Even amid poverty, health is attainable — report
Even amid poverty, health is attainable — report
But massive effort,’ political will are requisites
Two out of three deaths among children and adults (ages 0-44) in Africa and Southeast Asia are due to just a few diseases: TB, AIDS, malaria, childhood diseases, and reproductive conditions.
A new report issued jointly by six United Nations agencies on Dec. 19 shows that worsening epidemics of infectious disease and rising death rates are not inevitable. The report, titled "Health, A Key to Prosperity: Success Stories in Developing Countries," documents successful strategies for beating back TB, malaria, AIDS, childhood diseases, and maternal and perinatal conditions, even in some of the world’s poorest nations.
In India, for example, which accounts for 30% of the global TB burden and nearly half a million TB deaths each year, a massive expansion of TB treatment meant that by the end of last year, one-fourth of the population was covered by the five-pronged strategy known as directly observed treatment, short-course (DOTS), up from just 2% in 1998.
In Nepal, one of the poorest countries in the world, TB treatment success rates have more than doubled since 1994, and 75% of the population now has access to DOTS TB treatment.
Vietnam has reduced the death toll due to malaria by 97% in five years, through the use of locally produced high-quality drugs and the provision of insecticide-treated bednets.
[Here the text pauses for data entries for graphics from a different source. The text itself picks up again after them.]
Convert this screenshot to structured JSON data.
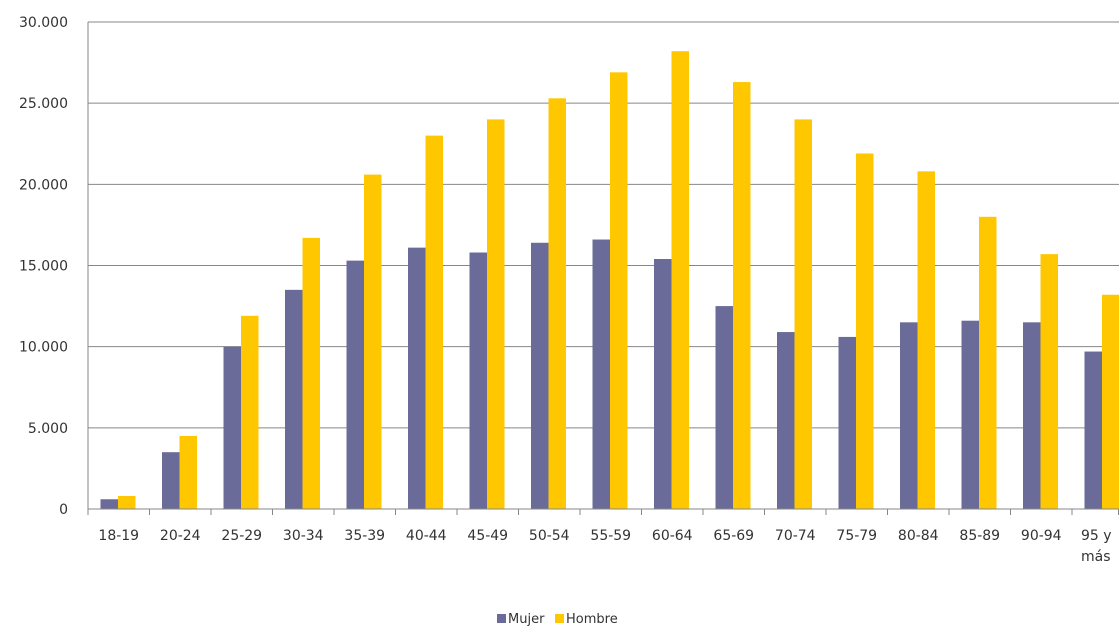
{
  "chart_data": {
    "type": "bar",
    "categories": [
      "18-19",
      "20-24",
      "25-29",
      "30-34",
      "35-39",
      "40-44",
      "45-49",
      "50-54",
      "55-59",
      "60-64",
      "65-69",
      "70-74",
      "75-79",
      "80-84",
      "85-89",
      "90-94",
      "95 y más"
    ],
    "series": [
      {
        "name": "Mujer",
        "color": "#6B6B99",
        "values": [
          600,
          3500,
          10000,
          13500,
          15300,
          16100,
          15800,
          16400,
          16600,
          15400,
          12500,
          10900,
          10600,
          11500,
          11600,
          11500,
          9700
        ]
      },
      {
        "name": "Hombre",
        "color": "#FFC700",
        "values": [
          800,
          4500,
          11900,
          16700,
          20600,
          23000,
          24000,
          25300,
          26900,
          28200,
          26300,
          24000,
          21900,
          20800,
          18000,
          15700,
          13200
        ]
      }
    ],
    "ylim": [
      0,
      30000
    ],
    "yticks": [
      "0",
      "5.000",
      "10.000",
      "15.000",
      "20.000",
      "25.000",
      "30.000"
    ],
    "grid": true,
    "legend": "bottom"
  }
}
Malawi, one of the world’s most impoverished nations, has boosted its measles immunization rate from 50% in 1980 to almost 90% today. A 1998 immunization campaign reached over 4 million children with measles vaccines and provided Vitamin A supplements for younger children at a cost of $.78 per child. Vitamin A given a few times a year can prevent 1 in 4 child deaths due to infectious disease. Globally, measles remains the greatest preventable killer of children, taking 900,000 young lives every year.
In the introduction to the report, the World Health Organization’s Director General Gro Brundtland says, "We know what works. A number of health interventions and tools can dramatically reduce deaths from the main killer diseases." The report is a call for taking these interventions to scale, making them available worldwide as a concrete, results-oriented, and measurable response to poverty and the global threat of infectious disease.
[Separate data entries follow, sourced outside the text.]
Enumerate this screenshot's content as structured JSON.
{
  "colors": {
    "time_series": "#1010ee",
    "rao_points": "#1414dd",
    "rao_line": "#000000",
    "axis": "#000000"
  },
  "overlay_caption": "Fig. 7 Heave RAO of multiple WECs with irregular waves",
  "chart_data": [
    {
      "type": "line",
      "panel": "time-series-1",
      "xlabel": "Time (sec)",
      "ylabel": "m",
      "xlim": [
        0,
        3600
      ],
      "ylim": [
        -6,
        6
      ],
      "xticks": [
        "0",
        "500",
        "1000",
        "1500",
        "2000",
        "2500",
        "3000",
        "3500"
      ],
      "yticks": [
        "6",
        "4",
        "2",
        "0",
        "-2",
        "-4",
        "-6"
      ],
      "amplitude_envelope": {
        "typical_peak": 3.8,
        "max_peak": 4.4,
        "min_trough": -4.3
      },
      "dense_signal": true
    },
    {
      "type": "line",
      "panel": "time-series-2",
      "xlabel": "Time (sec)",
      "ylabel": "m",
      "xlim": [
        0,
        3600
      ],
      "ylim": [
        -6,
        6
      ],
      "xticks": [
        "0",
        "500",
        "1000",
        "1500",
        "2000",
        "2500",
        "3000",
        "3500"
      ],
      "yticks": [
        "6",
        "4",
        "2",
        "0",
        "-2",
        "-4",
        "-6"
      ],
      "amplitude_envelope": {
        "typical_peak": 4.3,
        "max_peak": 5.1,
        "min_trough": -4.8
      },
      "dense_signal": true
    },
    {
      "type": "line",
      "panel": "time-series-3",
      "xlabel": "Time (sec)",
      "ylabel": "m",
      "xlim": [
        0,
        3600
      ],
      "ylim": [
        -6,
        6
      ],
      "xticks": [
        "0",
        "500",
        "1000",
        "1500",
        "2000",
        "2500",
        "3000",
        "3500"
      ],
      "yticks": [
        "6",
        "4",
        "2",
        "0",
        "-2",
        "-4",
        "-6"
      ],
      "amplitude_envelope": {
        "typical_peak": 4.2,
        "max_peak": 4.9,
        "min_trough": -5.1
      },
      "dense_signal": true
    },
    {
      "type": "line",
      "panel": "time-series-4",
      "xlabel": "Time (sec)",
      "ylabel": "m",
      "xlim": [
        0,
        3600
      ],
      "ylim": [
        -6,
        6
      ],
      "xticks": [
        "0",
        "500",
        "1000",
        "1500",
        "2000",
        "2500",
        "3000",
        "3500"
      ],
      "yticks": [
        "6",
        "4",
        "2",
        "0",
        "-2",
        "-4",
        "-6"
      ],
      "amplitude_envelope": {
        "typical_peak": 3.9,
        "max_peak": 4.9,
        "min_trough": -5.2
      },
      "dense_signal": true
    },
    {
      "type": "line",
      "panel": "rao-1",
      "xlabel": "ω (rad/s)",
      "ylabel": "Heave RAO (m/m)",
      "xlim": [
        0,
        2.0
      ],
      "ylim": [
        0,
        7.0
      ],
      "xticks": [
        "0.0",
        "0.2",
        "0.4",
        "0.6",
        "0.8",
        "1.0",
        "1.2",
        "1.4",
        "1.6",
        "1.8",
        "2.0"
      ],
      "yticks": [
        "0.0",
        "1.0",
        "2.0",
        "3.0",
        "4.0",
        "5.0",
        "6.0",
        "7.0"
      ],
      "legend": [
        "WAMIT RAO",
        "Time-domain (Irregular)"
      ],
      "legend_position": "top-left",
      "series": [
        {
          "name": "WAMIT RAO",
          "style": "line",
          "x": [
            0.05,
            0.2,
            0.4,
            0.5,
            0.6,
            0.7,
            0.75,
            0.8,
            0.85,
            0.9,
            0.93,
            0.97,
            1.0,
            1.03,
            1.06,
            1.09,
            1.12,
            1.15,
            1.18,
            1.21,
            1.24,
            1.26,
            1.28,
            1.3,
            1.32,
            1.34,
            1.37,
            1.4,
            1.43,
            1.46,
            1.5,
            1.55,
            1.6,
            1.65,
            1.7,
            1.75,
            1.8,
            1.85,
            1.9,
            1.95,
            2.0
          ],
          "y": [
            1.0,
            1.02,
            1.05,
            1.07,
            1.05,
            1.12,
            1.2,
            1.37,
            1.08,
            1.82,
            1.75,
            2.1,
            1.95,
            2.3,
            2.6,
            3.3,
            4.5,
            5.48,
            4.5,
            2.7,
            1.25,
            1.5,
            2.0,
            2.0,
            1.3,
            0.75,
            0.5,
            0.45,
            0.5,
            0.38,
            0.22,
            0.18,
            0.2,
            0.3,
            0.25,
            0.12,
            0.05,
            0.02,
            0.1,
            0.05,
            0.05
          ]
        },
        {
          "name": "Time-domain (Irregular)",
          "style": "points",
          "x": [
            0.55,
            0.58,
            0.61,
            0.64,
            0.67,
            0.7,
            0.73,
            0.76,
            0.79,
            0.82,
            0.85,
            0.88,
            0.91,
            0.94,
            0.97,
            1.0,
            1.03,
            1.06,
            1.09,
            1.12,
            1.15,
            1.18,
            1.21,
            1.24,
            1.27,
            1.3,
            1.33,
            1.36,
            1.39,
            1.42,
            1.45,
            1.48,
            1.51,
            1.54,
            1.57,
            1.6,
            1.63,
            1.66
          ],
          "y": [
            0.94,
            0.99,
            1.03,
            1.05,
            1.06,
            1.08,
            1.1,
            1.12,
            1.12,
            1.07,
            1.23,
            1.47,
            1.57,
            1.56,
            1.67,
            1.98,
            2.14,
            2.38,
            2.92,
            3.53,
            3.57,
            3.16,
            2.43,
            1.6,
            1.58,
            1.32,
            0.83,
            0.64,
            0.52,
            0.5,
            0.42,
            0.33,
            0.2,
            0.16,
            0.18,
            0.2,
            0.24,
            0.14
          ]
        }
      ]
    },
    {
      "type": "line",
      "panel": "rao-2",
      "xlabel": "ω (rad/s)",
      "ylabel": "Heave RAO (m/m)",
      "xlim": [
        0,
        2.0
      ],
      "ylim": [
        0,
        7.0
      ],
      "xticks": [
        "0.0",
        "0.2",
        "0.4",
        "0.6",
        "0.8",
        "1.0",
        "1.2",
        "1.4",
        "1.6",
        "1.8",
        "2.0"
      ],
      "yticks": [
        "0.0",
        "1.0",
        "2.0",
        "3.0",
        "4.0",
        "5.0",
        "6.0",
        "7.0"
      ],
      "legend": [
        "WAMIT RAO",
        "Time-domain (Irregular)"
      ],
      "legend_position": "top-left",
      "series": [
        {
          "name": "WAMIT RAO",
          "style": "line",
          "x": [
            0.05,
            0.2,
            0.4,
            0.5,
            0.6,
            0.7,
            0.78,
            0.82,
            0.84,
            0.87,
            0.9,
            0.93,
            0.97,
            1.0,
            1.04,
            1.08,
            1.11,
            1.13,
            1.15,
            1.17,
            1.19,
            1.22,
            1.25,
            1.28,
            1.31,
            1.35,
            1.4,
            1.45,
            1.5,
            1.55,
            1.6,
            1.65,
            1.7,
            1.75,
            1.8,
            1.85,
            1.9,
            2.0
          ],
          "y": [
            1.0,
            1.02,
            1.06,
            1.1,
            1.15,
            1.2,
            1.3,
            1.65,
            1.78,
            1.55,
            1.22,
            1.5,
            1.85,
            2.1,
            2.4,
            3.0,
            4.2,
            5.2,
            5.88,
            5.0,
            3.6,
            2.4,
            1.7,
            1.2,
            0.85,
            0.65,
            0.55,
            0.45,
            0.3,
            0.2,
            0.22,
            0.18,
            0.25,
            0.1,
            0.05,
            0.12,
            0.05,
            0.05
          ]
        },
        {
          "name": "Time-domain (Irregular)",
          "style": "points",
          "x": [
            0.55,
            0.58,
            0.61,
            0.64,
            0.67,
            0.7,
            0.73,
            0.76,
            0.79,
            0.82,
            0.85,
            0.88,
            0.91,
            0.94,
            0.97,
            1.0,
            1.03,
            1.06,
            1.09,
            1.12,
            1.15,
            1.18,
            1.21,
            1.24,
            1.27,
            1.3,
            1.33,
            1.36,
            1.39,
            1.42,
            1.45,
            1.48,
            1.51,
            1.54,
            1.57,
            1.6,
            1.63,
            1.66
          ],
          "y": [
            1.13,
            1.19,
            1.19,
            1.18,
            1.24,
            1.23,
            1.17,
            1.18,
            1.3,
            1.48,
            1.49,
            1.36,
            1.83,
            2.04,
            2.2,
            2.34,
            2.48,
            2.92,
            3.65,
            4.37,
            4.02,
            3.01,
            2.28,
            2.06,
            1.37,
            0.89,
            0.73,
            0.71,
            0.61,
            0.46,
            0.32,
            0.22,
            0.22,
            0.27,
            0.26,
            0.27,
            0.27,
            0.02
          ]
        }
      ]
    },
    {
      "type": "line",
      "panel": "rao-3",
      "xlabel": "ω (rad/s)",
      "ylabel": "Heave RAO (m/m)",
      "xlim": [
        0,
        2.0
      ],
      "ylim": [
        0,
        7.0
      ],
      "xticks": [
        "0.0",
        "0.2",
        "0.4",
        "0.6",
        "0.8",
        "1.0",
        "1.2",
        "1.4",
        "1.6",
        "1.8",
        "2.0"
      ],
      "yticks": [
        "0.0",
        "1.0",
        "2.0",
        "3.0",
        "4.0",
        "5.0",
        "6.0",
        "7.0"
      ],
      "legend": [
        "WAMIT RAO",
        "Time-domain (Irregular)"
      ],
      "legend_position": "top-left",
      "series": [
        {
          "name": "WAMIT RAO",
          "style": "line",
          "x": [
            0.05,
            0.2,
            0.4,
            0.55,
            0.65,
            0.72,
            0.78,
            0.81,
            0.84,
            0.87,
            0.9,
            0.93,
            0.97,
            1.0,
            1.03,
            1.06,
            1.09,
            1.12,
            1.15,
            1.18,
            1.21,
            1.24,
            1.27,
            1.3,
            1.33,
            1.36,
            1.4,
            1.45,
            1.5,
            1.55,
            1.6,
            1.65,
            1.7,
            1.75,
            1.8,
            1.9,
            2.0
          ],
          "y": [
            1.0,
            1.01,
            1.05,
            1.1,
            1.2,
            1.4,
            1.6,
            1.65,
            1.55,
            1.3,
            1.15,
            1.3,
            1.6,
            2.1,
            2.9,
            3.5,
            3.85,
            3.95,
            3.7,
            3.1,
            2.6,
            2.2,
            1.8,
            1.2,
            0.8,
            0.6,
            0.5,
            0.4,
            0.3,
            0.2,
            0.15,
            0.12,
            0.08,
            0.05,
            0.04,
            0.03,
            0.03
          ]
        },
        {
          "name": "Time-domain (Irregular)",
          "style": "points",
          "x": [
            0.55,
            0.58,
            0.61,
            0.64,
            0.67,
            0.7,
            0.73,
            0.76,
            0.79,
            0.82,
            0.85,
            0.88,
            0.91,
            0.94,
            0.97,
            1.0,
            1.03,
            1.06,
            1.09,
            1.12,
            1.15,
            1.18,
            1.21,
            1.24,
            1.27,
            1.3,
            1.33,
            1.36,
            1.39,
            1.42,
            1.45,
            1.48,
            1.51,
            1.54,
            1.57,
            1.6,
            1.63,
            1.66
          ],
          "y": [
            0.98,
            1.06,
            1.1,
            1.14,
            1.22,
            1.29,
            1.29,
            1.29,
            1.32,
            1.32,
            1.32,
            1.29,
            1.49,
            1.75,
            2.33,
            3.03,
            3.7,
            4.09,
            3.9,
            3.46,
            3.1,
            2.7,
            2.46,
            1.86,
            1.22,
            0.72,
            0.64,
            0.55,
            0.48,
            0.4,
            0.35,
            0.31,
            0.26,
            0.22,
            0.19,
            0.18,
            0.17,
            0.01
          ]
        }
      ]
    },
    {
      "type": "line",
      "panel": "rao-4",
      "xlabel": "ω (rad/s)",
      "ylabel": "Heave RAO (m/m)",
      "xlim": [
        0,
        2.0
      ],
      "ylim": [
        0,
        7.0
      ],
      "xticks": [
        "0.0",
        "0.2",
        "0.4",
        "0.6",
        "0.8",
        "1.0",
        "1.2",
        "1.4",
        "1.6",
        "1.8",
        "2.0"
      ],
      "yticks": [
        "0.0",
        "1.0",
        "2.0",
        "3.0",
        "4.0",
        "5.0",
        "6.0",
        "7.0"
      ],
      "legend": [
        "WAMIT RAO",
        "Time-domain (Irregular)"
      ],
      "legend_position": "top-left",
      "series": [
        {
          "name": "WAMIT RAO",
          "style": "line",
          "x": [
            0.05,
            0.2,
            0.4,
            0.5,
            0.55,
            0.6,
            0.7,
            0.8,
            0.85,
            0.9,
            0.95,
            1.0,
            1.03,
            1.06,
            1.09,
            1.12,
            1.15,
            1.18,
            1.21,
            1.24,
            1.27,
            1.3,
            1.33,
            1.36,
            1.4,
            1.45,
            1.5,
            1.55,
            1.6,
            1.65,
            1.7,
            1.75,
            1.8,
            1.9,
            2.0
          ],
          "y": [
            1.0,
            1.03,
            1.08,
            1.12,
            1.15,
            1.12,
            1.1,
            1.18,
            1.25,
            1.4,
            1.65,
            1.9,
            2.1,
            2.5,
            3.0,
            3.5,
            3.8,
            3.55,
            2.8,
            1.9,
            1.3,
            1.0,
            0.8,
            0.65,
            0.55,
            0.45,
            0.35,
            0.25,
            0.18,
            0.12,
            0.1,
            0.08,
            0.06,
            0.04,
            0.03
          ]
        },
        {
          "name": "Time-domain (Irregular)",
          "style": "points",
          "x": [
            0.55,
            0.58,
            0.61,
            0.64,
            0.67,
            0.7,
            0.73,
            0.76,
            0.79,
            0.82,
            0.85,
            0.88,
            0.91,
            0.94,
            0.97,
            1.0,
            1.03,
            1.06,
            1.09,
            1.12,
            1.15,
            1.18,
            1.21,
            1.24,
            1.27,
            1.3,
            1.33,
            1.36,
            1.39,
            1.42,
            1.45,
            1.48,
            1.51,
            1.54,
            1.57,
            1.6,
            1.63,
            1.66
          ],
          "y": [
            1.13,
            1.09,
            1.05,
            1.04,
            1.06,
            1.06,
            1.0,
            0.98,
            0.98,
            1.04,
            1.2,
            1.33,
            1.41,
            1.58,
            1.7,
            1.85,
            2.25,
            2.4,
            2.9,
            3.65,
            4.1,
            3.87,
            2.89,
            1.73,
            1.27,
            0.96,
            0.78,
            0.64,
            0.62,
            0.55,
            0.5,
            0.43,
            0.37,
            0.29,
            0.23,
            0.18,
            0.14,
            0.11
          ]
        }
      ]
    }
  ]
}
Combating infectious disease and protecting the lives and health of people in the world’s poor nations is not only the right thing to do; it is central to securing lives, the report argues. Diseases such as TB cannot be stopped at national borders, and they grow more dangerous and difficult to treat the longer the global community waits to put in place effective basic treatment programs, it says.
The report cites the fact that TB treatment using DOTS is one of the most cost-effective health interventions available (based on World Bank data), yet DOTS reaches fewer than 1 in 4 of those sick with TB.
If TB is improperly treated, it mutates into drug-resistant strains that are more costly to treat (and sometimes fatal). In the United States, a standard case of TB costs roughly $2,000 to treat, while multidrug-resistant TB can cost as much as $250,000, without a guarantee of success. In the world’s poorest nations, a full six months of drugs to cure a drug-sensitive case of TB costs as little as $10.
Infectious diseases are not only a threat to public health but also may predict or even contribute to the undermining of global stability, the report says. A 1995 CIA report commissioned by Vice President Al Gore looked at the reasons governments fall. In considering 600 factors associated with 113 cases of state failure, the CIA found the best predictor of state failure was a high infant death rate. Worldwide in 1999, almost 11 million children under age five died from mostly preventable diseases and malnutrition.